Afghan soldiers and Coalition troops have launched offensives against Taliban forces in Farah and Kunar provinces and killed more than 50 Taliban. The remains of a US soldier who was listed as missing in Kunar after a Taliban assault on an outpost on May 1 have been found.
The fighting in Farah broke out after the Taliban carried out public executions of three former government officials in the Bala Boluk district. The three men were murdered for working with the government, the provincial governor told Reuters.
Afghan soldiers backed by Coalition strike aircraft launched an operation in Bala Boluk, targeting the more than 100 Taliban fighters manning fighting positions in the district. The operation sparked major fighting. Twenty-five Taliban fighters and four Afghan soldiers have been reported killed in the battle, which has been reported to still be underway. Eight soldiers and 11 civilians have also been wounded in the clashes.
“The operation is still going on and casualty figures on both sides may change,” Governor Rohul Amin said. “Civilians might have been hurt during the operations, but we don’t have any figure yet.”
The insurgency in Farah has intensified over the past two years. While attacks and violence are low compared to the hotter regions in the south and east, the Taliban has stepped up efforts in the southwest. Farah borders the insurgency-wracked province of Helmand and also borders Iran, which smuggles weapons to the Taliban across the border.
Battles in Kunar
Afghan and Coalition forces have also battled the Taliban in the eastern province of Kunar over the past several days.
On May 1, a large Taliban force, estimated at more than 100 fighters, attacked a combat outpost near the village of Nishagam, leading to a large clash that resulted in losses on both sides. Two US and two NATO soldiers were killed during the attack, and a US soldier was officially listed as Duty Status Whereabouts Unknown (DUSTWUN) before his remains were recovered. Between 11 and 14 Afghan soldiers are also missing. Three Taliban fighters were also reported killed during the fighting.
The attack was likely the work of the Lashkar al Zil, or the Shadow Army, al Qaeda’s elite paramilitary army [see LWJ report, Al Qaeda’s paramilitary ‘Shadow Army’]. The unit has its roots in the 055 Brigade, which fought conventional battles against the Northern Alliance and US forces in Afghanistan.
The Taliban, al Qaeda, the Haqqani Network, Lashkar-e-Taiba, Harakat-ul-Jihad-al-Islami, Harakat-ul-Mujahideen, Lashkar-e-Jhangvi, and a host of Pakistani jihadi terror groups have joined forces to battle both the Pakistani military in the Northwest Frontier Province and the NATO and Afghan forces in Afghanistan. The Shadow Army contains fighters from each of these terror groups, and trains in camps in the Northwest Frontier Province and the tribal areas. The unit is led by Abdullah Sa’id al Libi.
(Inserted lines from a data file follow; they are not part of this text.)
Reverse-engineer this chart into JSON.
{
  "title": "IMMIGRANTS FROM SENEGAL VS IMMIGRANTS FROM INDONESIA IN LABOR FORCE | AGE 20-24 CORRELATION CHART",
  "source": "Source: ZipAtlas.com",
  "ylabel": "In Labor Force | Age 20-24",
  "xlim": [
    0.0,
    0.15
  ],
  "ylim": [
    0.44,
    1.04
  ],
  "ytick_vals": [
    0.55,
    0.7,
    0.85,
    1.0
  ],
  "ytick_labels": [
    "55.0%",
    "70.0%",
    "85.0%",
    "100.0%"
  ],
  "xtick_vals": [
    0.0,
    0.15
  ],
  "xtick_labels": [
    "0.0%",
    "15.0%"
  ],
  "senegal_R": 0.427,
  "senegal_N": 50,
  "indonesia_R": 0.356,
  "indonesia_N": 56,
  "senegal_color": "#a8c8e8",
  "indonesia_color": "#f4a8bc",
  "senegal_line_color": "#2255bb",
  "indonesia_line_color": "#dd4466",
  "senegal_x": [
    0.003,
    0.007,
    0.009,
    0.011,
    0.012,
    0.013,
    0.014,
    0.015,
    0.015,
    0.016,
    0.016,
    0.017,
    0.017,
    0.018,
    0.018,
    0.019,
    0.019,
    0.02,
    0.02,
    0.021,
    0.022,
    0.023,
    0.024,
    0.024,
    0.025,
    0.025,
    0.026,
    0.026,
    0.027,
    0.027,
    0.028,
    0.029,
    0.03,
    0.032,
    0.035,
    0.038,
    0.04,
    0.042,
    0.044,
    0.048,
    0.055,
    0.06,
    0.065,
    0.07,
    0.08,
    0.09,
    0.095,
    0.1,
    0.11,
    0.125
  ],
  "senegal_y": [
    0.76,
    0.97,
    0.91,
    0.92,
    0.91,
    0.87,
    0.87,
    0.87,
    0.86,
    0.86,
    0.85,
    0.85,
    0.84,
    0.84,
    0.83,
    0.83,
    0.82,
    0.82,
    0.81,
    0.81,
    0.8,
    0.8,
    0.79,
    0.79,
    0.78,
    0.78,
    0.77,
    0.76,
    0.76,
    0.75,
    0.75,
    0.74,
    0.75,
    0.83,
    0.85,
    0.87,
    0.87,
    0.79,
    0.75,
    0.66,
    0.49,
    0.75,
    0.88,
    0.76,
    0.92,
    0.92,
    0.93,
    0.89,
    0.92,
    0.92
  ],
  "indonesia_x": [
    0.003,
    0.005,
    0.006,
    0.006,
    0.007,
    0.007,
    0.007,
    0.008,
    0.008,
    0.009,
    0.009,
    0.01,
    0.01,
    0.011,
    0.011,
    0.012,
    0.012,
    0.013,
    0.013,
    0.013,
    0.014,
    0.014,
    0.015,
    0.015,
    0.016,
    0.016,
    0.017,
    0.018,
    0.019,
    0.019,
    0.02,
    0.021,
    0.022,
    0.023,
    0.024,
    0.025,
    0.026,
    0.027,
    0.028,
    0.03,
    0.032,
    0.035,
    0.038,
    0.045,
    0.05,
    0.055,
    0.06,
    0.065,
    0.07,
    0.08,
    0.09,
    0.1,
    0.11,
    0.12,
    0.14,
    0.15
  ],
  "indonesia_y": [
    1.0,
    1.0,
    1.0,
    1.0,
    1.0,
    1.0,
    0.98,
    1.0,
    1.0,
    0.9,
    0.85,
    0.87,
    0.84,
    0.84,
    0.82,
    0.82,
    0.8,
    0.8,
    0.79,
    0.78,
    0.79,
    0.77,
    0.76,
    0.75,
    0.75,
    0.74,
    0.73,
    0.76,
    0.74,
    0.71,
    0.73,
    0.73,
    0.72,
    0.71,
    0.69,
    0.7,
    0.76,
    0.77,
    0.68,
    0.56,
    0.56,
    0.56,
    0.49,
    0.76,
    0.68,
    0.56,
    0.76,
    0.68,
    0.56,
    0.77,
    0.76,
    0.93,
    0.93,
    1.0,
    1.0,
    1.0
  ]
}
Afghan and US forces responded to the May 1 attack by launching an operation that killed 24 Taliban fighters. Four Afghan soldiers were also killed during the fighting, which is reported to be ongoing.
Kunar is one of the most dangerous provinces in Afghanistan. Kunar is consistently in the top three in attacks and incidents, behind only Kandahar and Helmand provinces.
US forces have stepped up their presence in Kunar and neighboring Nuristan province since 2005, building remote outposts and bases along established smuggling routes used by Taliban forces.
A host of Taliban, al Qaeda, and allied Islamist terror groups operate inside Kunar and in the Bajaur tribal agency in neighboring Pakistan. Gulbuddin Hekmatyar and Younus Khalis’ Hezb-i-Islami factions operate in Kunar and in neighboring Bajaur in Pakistan. The Pakistan-based Lashkar-e-Taiba also operates in the border region. Al Qaeda’s senior leadership, including Osama bin Laden and Ayman al Zawahiri, are thought to shelter in the region.
Bajaur is a strategic command and control hub for al Qaeda. The tribal agency is administered by Faqir Mohammed, the local leader of the outlawed Tehrik-e-Nifaz-e-Shariat-e-Mohammadi (TNSM – the Movement for the Implementation of Mohammad’s Sharia Law) and the deputy leader of Baitullah Mehsud’s unified Pakistani Taliban movement.
The TNSM sent thousands of fighters into Afghanistan to fight US forces in 2001 and 2002, and continues to sponsor attacks in Afghanistan, despite a “peace agreement” with the Pakistani government that requires Faqir’s followers to disarm, stop sheltering al Qaeda, and stop cross-border attacks in Afghanistan.